Programming the network: And you thought apps were only for smartphones
Pictured above: Ciena's Anup Changaroth (far left), Willie Low (far right) and Rick Dodd (next to Willie) along with Team SP Avengers as they accept their award as winners of Ciena's ONIC Coding Competition.
Apps have become essential to our daily lives. We use them to manage our social life, get breaking news, hail a ride, and even manage the thermostat in our homes. But apps are not just for smartphones. The networks that connect those smartphones have apps too through software applications and tools that can open up new network features and functions faster than ever before, or correlate different network data sources for a better and more complete visibility of services run on the network. New application programming technology makes building apps for the network as easy as building apps for the smartphone.
Data centers and the networks that connect them need apps too. Requirements for flexibility and programmability are increasing to accommodate new web-scale traffic demands. The latest technology breakthroughs that led to the creation of a new breed of data center interconnect (DCI) platforms also provide a new operational model for incorporating a high degree of programmability and open APIs -- bringing faster multi-platform/multi-vendor application development, easier integration with IT tools, and more efficient utilization of IT resources.
Data center operators may leverage this new model by developing their own software applications based on their specific needs. Cloud-based application development portals started to become available, unlocking the potential of open APIs to simplify integration activities and develop new tools. Developers and IT teams can now develop new applications without investing in IT infrastructure or stressing IT budgets and resources.
Much like a smartphone and its related application development environment, the application development portals can be used to design any application that leverages open APIs, such as apps for enhanced network visualization, fault event notification and capacity planning and trending, data center cluster management, or even detailed performance monitoring.

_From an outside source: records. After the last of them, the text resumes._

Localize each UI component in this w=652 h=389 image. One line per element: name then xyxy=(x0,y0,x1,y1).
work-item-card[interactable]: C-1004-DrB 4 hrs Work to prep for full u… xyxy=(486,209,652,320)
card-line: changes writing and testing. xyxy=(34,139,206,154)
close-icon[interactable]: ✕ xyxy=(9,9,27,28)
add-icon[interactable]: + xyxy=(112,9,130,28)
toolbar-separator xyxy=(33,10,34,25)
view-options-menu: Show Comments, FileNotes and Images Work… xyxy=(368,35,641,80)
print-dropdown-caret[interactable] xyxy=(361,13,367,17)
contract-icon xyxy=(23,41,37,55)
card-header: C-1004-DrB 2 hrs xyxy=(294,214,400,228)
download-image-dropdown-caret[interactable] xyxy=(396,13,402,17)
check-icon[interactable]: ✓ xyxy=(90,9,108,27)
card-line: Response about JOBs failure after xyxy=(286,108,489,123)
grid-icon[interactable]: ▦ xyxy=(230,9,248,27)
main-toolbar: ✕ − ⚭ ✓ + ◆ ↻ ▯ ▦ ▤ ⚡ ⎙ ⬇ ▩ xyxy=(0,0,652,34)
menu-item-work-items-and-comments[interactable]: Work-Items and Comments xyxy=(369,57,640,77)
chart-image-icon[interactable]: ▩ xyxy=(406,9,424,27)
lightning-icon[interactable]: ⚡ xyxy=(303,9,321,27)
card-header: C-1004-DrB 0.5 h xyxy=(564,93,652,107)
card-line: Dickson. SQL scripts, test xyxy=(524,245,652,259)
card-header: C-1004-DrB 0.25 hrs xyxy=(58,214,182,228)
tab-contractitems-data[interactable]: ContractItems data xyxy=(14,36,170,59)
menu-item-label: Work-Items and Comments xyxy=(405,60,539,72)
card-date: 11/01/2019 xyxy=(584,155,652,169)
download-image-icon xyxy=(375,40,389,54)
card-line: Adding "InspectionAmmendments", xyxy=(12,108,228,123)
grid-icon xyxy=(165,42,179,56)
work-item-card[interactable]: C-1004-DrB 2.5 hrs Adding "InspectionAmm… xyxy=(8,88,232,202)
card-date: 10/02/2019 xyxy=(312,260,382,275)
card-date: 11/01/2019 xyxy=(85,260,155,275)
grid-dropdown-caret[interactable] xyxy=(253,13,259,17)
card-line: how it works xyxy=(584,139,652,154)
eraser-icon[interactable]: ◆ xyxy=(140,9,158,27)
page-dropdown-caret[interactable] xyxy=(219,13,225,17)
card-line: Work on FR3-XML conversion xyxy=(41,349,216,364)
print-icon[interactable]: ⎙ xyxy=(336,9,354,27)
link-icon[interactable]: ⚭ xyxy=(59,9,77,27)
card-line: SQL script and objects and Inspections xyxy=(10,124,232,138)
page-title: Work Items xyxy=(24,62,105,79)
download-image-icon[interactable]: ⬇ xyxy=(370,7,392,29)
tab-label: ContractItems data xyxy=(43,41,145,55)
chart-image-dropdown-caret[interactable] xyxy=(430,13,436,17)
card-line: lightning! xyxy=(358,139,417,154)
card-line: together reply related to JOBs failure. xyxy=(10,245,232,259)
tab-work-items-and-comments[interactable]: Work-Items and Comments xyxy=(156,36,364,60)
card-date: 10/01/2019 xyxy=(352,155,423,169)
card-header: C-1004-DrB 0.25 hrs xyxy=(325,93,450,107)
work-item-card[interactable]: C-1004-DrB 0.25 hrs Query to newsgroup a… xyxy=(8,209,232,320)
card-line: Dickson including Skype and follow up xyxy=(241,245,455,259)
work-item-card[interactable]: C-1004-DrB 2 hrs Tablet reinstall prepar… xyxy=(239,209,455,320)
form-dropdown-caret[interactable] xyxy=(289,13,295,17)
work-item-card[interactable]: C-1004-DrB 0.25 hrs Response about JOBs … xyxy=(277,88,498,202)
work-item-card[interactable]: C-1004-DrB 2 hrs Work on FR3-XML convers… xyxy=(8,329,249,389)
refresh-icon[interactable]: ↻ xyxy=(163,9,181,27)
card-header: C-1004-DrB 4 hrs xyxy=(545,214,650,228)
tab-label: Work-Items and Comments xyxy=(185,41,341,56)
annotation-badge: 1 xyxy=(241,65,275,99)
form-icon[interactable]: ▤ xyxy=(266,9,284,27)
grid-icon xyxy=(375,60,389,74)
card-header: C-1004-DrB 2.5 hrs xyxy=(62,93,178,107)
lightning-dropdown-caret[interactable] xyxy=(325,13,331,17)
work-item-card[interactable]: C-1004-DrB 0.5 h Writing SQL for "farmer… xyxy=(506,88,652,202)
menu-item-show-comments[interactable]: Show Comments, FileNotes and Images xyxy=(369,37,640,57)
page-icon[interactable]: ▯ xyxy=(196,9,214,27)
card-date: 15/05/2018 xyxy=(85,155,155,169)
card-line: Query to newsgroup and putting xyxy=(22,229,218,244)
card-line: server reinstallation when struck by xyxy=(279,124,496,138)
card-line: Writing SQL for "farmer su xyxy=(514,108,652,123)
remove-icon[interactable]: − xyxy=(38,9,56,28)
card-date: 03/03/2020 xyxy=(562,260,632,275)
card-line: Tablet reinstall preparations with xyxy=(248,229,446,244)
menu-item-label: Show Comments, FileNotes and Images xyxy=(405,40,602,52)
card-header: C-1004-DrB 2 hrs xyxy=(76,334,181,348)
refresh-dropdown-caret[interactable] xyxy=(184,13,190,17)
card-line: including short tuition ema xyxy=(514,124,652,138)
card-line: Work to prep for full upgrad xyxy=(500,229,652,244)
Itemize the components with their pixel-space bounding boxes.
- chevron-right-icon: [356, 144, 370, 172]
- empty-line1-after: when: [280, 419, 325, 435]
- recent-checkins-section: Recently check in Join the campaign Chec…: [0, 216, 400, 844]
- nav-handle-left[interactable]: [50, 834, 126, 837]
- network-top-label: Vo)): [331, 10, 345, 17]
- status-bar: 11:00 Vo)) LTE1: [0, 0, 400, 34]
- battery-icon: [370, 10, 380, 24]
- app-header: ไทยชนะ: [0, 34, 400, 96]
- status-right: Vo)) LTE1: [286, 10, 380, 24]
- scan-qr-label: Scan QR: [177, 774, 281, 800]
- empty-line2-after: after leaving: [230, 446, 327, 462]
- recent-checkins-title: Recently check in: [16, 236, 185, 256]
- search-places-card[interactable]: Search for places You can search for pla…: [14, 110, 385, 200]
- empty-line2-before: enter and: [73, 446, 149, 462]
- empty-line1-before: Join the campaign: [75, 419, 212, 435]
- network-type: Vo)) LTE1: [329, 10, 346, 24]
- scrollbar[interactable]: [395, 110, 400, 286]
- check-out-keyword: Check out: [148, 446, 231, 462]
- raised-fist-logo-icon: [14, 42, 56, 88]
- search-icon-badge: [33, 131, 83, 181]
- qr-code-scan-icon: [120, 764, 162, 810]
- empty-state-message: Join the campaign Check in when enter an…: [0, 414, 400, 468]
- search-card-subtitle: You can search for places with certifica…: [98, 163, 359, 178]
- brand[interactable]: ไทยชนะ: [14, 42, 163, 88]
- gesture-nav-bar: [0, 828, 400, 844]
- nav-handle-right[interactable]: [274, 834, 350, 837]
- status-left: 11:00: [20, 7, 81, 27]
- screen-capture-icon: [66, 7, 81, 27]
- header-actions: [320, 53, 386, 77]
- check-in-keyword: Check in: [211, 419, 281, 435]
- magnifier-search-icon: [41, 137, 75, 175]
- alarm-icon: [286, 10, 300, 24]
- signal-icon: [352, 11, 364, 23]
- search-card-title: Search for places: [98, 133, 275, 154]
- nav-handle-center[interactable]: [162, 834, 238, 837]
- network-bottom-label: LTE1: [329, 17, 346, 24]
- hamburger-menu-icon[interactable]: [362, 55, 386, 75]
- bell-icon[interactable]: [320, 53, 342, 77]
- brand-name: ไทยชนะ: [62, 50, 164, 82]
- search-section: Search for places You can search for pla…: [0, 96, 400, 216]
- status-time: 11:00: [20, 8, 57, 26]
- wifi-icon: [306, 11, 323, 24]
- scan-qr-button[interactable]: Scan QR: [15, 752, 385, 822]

Network App Development – Innovation is Endless
These application development portals, such as Ciena’s Emulation Cloud, allow developers to innovate, experiment, and test new service models on virtual network resources, resulting in dramatically lower entry and exit expenses. The portals also enable network and data center operators to leverage external development resources to scale and accelerate the development of software applications, emulate specific network configurations, model what-if scenarios, and overlay different information sources to create intelligent software tools that can help streamline operations, as depicted in the figure below.
Development portals make programming easier and have inspired many companies, universities, research institutions and even high schools to host coding competitions. These competitions allow individuals and teams a unique experience to test their programming skills and app imagination.
Ciena’s Emulation Cloud App Coding Competition
To inspire college students to create new apps for the Data Center Interconnect network, Ciena held a coding competition, The Optical Networking Innovation Competition (ONIC), in conjunction with SignAREN and KISTI. SignAREN (Singapore Advanced Research and Education Network) is Singapore’s national research and education network. It is the sole provider of local and international networks dedicated to serving the research and education community in Singapore. KISTI is the Korea Institute of Science and Technology Information, a multi-disciplinary research institute.
The objective of the competition was to sharpen participants’ knowledge about open software tools and interfaces that are reshaping the telecom industry. At the same time the competition encouraged students to explore and develop applications that leverage the rapid advancements of optical networking. The coding competition provided the opportunity to develop optical networking expertise and promote collaboration and interaction.
Participants were given one month to complete the same challenge. They spent the month of June competing to develop the most innovative application for Data Center Interconnect (DCI) use-cases. Competing teams developed applications for Ciena’s Waveserver stackable interconnect system using the Emulation Cloud, leveraging REST-APIs related to automation, advanced service visualization, proactive service management, and other functions.
Competitive programming is defined as a mind sport that takes place over the Internet where teams compete in programming according to provided specifications. The host of the competition outlines the problem and provides a set of programming tools for contestants to use to solve the challenge, all within a time limit. Contestants benefit from not only winning a prize, they learn how to solve and code hard problems and/or create new apps under intense time pressure. Participation also helps to grow their network, improve coding skills, build their resume and gives participants an interesting topic to discuss at a future job interview.
In addition to the worldwide program of coding competitions, President Obama’s Educate to Innovate Campaign is an all-hands-on-deck approach to improving science, technology, engineering and math education, and providing experiences that will ready students for careers in STEM. Although it is a U.S. initiative, it has inspired Ciena to support programs in education and to actively seek other R&E institutions to partner with for future coding competitions.
After assessing all submissions based on level of innovation, potential for business use, and near- and long-term benefits, Ciena’s judging panel, which consisted of senior Ciena executives, named Singapore Polytechnic’s Team, “SP Avengers,” champions of ONIC 2016. The winning team impressed the judges with its innovative mobile network management and monitoring system that was capable of easing the tedious process of troubleshooting with convenient remote access and user-friendly visualization.
Congratulations to all the teams that participated in this first-of-its-kind event, specially organized for research and education institutions in the Asia-Pacific region. We hope that by exposing students to real-world software development, including coding work, apps for the network will become as numerous as apps for the smartphone.